Jean Dujardin (déjà apparu dans le cinéma de Dupontel, qui est un proche de Kervern et Delépine) et Yolande Moreau (déjà apparue dans Louise-Michel et Mammuth) font partie du nouveau projet des réalisateurs, qui semblent encore une fois se porter vers une critique sociale acerbe, cette fois ci vis-à-vis du monde de la chirurgie esthétique.

Jean Dujardin avec Gustave Kervern et Benoit Delépine

Quoi ?

Jacques (Jean Dujardin) décide à quarante ans de devenir riche et célèbre. Il se lance donc, tant bien que mal, dans le marché de la chirurgie esthétique low-cost. En vue de mettre au point son projet, il se réfugie chez sa soeur (Yolande Moreau), directrice d’un village Emmaüs. A force de vendre du rêve aux habitants du village, Jacques arrive à convaincre un petit groupe d’individus de se rendre avec lui dans une clinique de chirurgie esthétique en Roumanie…

Quand ?

Tourné en août dernier, I feel good sortira le 26 septembre 2018 en France. Et contrairement à Saint Amour ce ne sera pas Le Pacte mais Ad Vitam qui distribuera le film. 

Pourquoi ?

On ne se rend peut-être pas compte du fait qu’un tel cinéma n’existera peut-être plus. Kervern et Delépine semblent incarner ce qui se rapproche le plus de l’esprit du cinéma des années 70 : engagé, érotique, libertaire, polémique, profondément contestataire et où tout était presque possible. Cela tranche par rapport au cinéma d’aujourd’hui, où l’on est capable d’interdire jusqu’à la présence d’une cigarette…

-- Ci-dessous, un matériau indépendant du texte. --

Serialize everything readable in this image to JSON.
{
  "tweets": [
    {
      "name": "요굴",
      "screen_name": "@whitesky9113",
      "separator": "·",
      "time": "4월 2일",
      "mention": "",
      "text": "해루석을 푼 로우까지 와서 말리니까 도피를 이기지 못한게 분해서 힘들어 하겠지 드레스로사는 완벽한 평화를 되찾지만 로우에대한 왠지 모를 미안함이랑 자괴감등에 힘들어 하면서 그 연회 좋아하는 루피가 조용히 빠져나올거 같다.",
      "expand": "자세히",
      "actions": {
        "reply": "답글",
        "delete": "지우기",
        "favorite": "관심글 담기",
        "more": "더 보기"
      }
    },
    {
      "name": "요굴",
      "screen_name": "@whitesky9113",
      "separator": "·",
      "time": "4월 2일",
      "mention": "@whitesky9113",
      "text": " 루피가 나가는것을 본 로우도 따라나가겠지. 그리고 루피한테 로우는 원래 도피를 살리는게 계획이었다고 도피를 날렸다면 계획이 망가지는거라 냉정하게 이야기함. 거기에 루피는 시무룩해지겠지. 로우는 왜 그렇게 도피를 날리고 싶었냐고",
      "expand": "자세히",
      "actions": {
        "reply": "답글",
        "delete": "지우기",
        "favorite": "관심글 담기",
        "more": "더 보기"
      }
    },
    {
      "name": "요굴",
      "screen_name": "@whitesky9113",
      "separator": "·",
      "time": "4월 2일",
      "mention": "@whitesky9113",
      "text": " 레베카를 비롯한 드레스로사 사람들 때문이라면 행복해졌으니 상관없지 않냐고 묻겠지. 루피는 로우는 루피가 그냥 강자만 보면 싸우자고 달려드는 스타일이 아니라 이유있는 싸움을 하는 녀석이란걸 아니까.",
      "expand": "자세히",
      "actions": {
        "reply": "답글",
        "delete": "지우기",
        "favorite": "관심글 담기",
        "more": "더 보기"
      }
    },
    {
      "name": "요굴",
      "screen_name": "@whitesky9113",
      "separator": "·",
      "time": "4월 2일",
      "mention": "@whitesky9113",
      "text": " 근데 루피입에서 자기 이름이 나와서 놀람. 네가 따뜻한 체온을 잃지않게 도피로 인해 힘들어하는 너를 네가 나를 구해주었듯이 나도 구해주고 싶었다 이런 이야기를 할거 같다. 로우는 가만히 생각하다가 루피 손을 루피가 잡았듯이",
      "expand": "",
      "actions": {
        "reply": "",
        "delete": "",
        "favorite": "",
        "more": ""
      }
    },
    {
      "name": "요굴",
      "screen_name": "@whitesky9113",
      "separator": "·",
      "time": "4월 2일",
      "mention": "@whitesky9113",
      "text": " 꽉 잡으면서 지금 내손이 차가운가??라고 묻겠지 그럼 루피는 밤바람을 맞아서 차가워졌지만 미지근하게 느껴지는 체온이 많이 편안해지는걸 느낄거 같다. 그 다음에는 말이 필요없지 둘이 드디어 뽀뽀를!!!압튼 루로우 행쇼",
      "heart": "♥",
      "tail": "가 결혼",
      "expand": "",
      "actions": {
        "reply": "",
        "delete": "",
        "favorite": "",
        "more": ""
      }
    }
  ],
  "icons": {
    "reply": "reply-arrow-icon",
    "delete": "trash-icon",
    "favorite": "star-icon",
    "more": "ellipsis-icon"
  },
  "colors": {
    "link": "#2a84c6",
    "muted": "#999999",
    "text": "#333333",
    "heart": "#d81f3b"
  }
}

Le duo de réalisateurs, à l’image du cinéma des années 70, se révolte face au fait établi, face à son injustice et à son absurdité qui broient la singularité de l’individu pour mieux la conformer à une certaine idée de ce que doit être la norme. Le cinéma, qui reste avant tout une industrie, a besoin, en tant qu’art, qu’une parole comme celle de Kervern et Delépine existe et perdure, tout en conservant son originalité, voire sa marginalité.